Cheap handcrafted-feature baselines already establish the benchmark's premise on the clean corpus (learned models forthcoming):

  • Style is identifiable within a vehicle. Route-grouped driver-ID reaches 8.0× chance on held-out trips (RIVIAN R1, 14 drivers) — and survives removing all speed features, so it is genuine control style.
  • The leakage mechanism, at the signal level. Predicting the vehicle model: raw steering scores 2.3× chance (it encodes steerRatio) while realized actual_curvature scores ≈chance (vehicle- agnostic). This is why prior driver-ID methods leak vehicle identity and collapse cross-vehicle.
  • Confound-clean. A log-source (qlog/rlog) leakage probe is at chance (balanced-acc 0.500), confirming results are not a decoding artifact.

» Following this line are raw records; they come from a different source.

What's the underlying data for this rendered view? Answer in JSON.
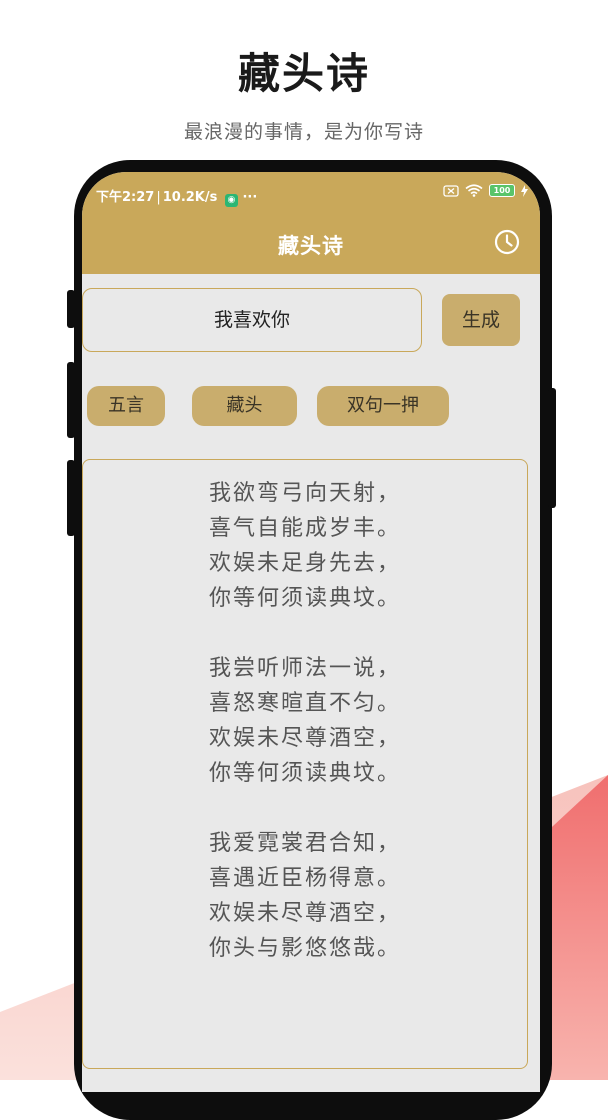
{
  "promo": {
    "title": "藏头诗",
    "subtitle": "最浪漫的事情，是为你写诗"
  },
  "status_bar": {
    "time": "下午2:27",
    "network_speed": "10.2K/s",
    "more": "···",
    "battery": "100"
  },
  "app_bar": {
    "title": "藏头诗",
    "history_icon": "clock-icon"
  },
  "input": {
    "value": "我喜欢你"
  },
  "generate_button": {
    "label": "生成"
  },
  "options": [
    {
      "label": "五言"
    },
    {
      "label": "藏头"
    },
    {
      "label": "双句一押"
    }
  ],
  "poems": [
    {
      "lines": [
        "我欲弯弓向天射，",
        "喜气自能成岁丰。",
        "欢娱未足身先去，",
        "你等何须读典坟。"
      ]
    },
    {
      "lines": [
        "我尝听师法一说，",
        "喜怒寒暄直不匀。",
        "欢娱未尽尊酒空，",
        "你等何须读典坟。"
      ]
    },
    {
      "lines": [
        "我爱霓裳君合知，",
        "喜遇近臣杨得意。",
        "欢娱未尽尊酒空，",
        "你头与影悠悠哉。"
      ]
    }
  ],
  "colors": {
    "accent": "#c9a85a",
    "chip": "#c9ad6d",
    "screen_bg": "#e9e9e9",
    "decor_red": "#ef7f7f"
  }
}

Full numbers: experiments/logs/sanity_results.md.


Repository layout

DriveDNA/
├── README.md                     # this file
├── Plan.md                       # research/sprint plan
├── code/
│   ├── preprocessing/
│   │   ├── rlog_extract.py        # openpilot log → committed signals @10 Hz (qlog-preferred)
│   │   ├── decode_corpus.py       # parallel full-corpus decode → data/cache/
│   │   ├── style_features.py      # handcrafted style features (INPUT/PATH/long/follow/lane groups)
│   │   ├── availability_audit.py  # per-signal / per-model coverage
│   │   ├── curate_splits.py       # quality filters → frozen official splits
│   │   └── model_merge.py         # 218 raw fingerprints → 120 nameplate models
│   └── eval/
│       ├── identifiability.py     # within-vehicle driver-ID (route-grouped CV)
│       ├── leakage_probe.py       # steering-vs-curvature vehicle-leakage probe
│       ├── cross_vehicle_transfer.py
│       ├── log_type_probe.py      # qlog/rlog confound gate
│       └── decode_correctness.py / curvature_correctness.py
├── data/
│   ├── cache/<MODEL>/<driver>__<route>.parquet   # decoded 10 Hz signals
│   ├── splits/                    # within_vehicle / cross_route / cross_vehicle / driver_folds (JSON)
│   ├── availability_audit.csv
│   └── merged_model_stats.csv     # per-model driver/route/hour distribution (all 120)
└── experiments/logs/             # run logs + sanity_results.md

Quickstart (reproduce the data pipeline)

VENV=python  # openpilot venv python
export PYTHONPATH=/path/to/openpilot

# 1. decode the full corpus to 10 Hz signal parquets (uniform qlog)
$VENV code/preprocessing/decode_corpus.py --workers 6 --rate 10

# 2. per-signal availability audit  → data/availability_audit.csv
$VENV code/preprocessing/availability_audit.py

# 3. curate + freeze official splits → data/splits/
$VENV code/preprocessing/curate_splits.py

# 4. evaluate the premise
$VENV code/eval/identifiability.py RIVIAN_R1        # within-vehicle driver-ID
$VENV code/eval/leakage_probe.py RIVIAN_R1 FORD_F_150 TESLA_MODEL_3 ...   # vehicle-leakage
$VENV code/eval/log_type_probe.py                   # confound gate

Requirements: the openpilot venv (tools.lib.logreader, pycapnp), numpy/pandas/pyarrow, scikit-learn, ffmpeg.


Ethics & privacy

Crowdsourced dashcam data. Forward video is low-resolution (526×330), and the public release applies de-identification: face/plate blurring on cabin video, GPS coarsening, and hashed device IDs. Style is analyzed only on consenting drivers' human-driven segments. See the paper's ethics section for the consent basis and IRB status.


Status & citation

Data foundation is final and validated; the learned DriveDNA representation (a driver-conditioned latent world model) is in development. Citation and license will be added on release.